Eibhlín Seoighthe, who represents the city’s central ward, was the party’s candidate in Galway West in last year’s general election. She polled 2,172 first preference votes before being eliminated on the 10th count.
A spokeswoman for the party confirmed Ms Seoighthe’s resignation.
Ms Seoighthe did not immediately respond to a request for comment on Thursday.
It is understood that she informed party colleagues of the decision, which she told them had been made with a “heavy heart”, on Thursday morning. Ms Seoighthe did not expand on her reasons for leaving the party.
A party source acknowledged that the news came in the days after the Social Democrats ended the suspension of Dublin Bay South TD Eoin Hayes from the parliamentary party, but argued that Ms Seoighthe had not made an explicit link with this move so far.
Mr Hayes had been suspended for almost eight months after he gave misleading information about when he sold shares in a former employer, Palantir, which has lucrative contracts with the Israel Defense Forces.

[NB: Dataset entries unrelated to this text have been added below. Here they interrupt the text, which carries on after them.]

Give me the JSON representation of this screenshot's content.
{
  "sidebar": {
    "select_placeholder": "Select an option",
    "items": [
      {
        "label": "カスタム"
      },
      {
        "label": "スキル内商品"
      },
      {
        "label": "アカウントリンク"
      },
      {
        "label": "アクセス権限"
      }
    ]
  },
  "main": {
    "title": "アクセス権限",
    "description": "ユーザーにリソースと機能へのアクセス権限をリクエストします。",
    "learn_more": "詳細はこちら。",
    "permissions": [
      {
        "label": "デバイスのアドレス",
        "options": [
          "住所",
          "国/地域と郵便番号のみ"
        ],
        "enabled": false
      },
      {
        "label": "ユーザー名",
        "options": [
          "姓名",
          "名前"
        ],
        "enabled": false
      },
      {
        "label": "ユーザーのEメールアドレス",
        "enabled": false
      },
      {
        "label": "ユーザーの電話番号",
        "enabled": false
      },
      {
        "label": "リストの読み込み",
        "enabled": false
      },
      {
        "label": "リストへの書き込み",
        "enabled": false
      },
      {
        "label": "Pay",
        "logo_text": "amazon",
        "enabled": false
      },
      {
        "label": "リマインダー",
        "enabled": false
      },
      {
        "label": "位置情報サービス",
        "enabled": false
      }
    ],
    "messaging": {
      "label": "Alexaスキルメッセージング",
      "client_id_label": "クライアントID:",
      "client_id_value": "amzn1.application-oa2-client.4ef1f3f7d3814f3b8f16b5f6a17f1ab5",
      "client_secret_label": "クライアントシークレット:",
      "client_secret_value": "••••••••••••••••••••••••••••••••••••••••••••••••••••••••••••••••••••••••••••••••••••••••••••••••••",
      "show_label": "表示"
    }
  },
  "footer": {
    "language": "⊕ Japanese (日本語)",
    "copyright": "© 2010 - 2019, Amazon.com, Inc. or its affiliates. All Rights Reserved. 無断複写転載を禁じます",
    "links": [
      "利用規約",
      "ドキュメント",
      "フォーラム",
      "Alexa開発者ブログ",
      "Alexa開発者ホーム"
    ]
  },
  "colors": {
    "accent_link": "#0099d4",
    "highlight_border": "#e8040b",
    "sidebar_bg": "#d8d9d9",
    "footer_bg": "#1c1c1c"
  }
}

Senator Patricia Stephenson on Friday said she was willing to give Mr Hayes a second chance as a member of the parliamentary party.
Speaking to reporters after the publication of the Oireachtas foreign affairs committee’s report on the Occupied Territories Bill (OTB), she said Mr Hayes “let down a lot of people” and “broke trust, and there’s trust building to be done”.
Asked if re-admitting him to the party undermined its credibility on issues such as the OTB, she said that was for the public to decide but she was “really proud to be associated with the Social Democrats”.
Asked if she trusted Mr Hayes, Ms Stephenson said she did not know him and had not worked with him but she trusted acting leader Cian O’Callaghan’s decision “to bring him back” into the parliamentary party, while acknowledging “there are diverse views” on the decision.
She said there was no vote on his re-instatement, it was a leadership decision and “that’s how it works” under the party constitution.
Sources in the Social Democrats earlier this week outlined the belief that following Mr Hayes’ readmission to the parliamentary party, there would be limited departures of staff, representatives or the membership.
One member, Martha Ní Riada, who also worked for Mr O’Callaghan, tweeted that she was resigning from the party following the decision.